Our featured landmark, the Auditorium, was dedicated  on March 4, 2017, by the Native Sons of the Golden West and its Grass Valley based Quartz Parlor. Located at 161 Mill Street, it is better known to most of you as the current home of the Ashley furniture store, formerly Hedman’s.

 

Before it became a furniture store, it had a colorful history. In the 19th century, it was the site of Argall’s Opera House, owned by Charles E. Clinch. That building burned down on July 30, 1896, in a fire which took down the entire block of Mill Street between Neal and Bank Streets.
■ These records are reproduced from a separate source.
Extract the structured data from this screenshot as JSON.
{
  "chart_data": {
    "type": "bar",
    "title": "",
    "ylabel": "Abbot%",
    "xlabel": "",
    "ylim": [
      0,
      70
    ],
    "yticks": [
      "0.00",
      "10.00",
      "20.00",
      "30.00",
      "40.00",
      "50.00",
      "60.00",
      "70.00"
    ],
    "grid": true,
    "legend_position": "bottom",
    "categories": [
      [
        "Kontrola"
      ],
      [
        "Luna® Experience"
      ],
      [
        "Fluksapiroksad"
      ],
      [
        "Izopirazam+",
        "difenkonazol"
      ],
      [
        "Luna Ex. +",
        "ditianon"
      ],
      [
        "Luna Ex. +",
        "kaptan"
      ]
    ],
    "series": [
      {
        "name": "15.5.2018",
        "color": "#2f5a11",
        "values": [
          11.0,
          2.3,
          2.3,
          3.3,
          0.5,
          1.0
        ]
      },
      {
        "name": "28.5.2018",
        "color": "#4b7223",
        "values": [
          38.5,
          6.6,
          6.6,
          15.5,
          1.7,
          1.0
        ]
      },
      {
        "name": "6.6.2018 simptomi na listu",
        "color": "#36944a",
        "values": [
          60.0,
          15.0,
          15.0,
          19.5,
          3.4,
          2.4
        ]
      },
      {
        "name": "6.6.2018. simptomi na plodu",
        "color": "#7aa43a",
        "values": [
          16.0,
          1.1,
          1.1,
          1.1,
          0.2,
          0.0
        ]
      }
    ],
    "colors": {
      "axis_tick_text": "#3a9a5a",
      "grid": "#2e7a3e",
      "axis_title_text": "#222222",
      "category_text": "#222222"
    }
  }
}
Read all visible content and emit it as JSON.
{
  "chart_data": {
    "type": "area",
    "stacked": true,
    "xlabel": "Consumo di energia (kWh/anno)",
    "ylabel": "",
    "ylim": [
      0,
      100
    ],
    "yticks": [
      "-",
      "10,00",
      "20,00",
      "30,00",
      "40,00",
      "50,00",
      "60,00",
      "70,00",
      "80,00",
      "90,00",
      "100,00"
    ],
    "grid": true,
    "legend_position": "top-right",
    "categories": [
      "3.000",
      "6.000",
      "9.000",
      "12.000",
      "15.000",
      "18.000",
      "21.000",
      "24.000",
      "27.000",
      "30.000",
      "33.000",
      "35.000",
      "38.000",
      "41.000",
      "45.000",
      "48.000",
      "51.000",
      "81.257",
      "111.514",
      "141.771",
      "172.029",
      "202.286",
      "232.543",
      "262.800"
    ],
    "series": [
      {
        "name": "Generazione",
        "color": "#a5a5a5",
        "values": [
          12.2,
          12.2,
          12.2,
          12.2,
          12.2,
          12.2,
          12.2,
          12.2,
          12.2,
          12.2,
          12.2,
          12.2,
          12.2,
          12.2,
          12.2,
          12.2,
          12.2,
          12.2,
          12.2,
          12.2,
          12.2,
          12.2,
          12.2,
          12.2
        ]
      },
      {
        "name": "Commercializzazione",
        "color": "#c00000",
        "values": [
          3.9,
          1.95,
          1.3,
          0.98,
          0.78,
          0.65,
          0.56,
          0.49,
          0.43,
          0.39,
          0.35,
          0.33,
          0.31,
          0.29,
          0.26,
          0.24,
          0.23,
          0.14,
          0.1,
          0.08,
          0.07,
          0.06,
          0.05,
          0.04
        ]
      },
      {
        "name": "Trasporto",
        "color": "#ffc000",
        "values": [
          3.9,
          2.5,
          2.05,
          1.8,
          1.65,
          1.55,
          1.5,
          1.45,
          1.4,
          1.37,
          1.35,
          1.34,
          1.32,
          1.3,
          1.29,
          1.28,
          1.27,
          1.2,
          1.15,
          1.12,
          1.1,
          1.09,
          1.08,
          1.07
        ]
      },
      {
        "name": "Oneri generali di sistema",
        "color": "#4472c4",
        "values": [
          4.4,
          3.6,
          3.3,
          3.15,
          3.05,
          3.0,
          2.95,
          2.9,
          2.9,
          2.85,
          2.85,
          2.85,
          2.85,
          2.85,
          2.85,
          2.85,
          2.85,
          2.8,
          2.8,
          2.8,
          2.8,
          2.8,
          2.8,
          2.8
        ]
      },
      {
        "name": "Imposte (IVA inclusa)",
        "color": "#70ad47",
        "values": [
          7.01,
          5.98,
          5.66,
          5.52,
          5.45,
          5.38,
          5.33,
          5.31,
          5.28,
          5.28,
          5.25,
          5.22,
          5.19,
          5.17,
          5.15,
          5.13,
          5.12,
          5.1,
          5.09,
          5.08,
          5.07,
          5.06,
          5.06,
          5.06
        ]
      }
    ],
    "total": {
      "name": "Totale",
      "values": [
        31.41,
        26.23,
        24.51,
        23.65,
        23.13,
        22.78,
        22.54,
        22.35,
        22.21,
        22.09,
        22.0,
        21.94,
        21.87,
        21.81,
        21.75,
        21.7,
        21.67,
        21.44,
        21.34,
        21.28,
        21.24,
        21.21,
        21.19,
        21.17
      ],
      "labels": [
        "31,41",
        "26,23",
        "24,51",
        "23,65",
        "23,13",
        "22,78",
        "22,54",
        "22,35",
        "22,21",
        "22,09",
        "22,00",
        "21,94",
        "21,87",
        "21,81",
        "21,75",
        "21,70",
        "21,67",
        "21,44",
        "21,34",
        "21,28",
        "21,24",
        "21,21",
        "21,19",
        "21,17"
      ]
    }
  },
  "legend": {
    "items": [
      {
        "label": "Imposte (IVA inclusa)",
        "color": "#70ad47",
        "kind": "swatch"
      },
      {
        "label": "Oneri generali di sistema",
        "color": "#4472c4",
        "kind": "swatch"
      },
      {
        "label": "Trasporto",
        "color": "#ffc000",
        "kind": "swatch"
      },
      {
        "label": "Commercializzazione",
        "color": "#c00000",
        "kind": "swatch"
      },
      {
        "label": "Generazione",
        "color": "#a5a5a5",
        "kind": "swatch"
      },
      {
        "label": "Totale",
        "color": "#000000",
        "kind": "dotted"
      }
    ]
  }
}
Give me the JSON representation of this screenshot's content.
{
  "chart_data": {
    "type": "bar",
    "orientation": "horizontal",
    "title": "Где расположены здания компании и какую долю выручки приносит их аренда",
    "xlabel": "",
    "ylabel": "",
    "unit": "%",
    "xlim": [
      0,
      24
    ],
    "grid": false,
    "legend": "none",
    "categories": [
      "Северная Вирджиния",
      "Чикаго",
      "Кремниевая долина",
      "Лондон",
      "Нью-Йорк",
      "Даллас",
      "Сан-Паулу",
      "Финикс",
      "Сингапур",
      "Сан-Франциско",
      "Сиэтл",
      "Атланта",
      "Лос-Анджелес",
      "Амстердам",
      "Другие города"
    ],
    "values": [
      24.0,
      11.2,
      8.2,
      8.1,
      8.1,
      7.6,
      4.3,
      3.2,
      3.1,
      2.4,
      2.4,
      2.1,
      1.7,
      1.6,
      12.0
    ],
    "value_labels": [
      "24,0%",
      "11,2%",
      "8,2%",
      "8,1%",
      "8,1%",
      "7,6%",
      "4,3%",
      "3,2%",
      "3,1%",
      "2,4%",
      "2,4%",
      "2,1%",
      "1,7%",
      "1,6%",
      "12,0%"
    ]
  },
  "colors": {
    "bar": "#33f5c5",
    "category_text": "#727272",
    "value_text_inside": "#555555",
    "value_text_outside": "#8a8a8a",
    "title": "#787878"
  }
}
In 1900, a group of fraternal organizations including the Native Sons and the Knights of Pythias constructed a three story building on the site, which opened on February 2, 1901. The principal tenant on the main floor was the Auditorium Theater, with a capacity of 600 on the floor and 250 in a gallery. The second floor of the building had rooms for the fraternal lodges; the third floor was a banquet hall and the basement housed the kitchen and the National Guard armory. The building also housed the Grass Valley City Hall for a while.

 

In 1911, Grass Valley native William Williams, who happened to be a member of many of the lodges housed in the building, leased the Auditorium as a movie theater. In 1922-3, he remodeled the theater, installing a heating and cooling system, more modern lighting, and increased seating, and renamed it the Strand Movie Theater. It continued in operation until April 22 1942.

Subsequently the building was the home of the F.S. Rasco & Co. store, and since 1972, the Hedman, now Ashley, furniture store.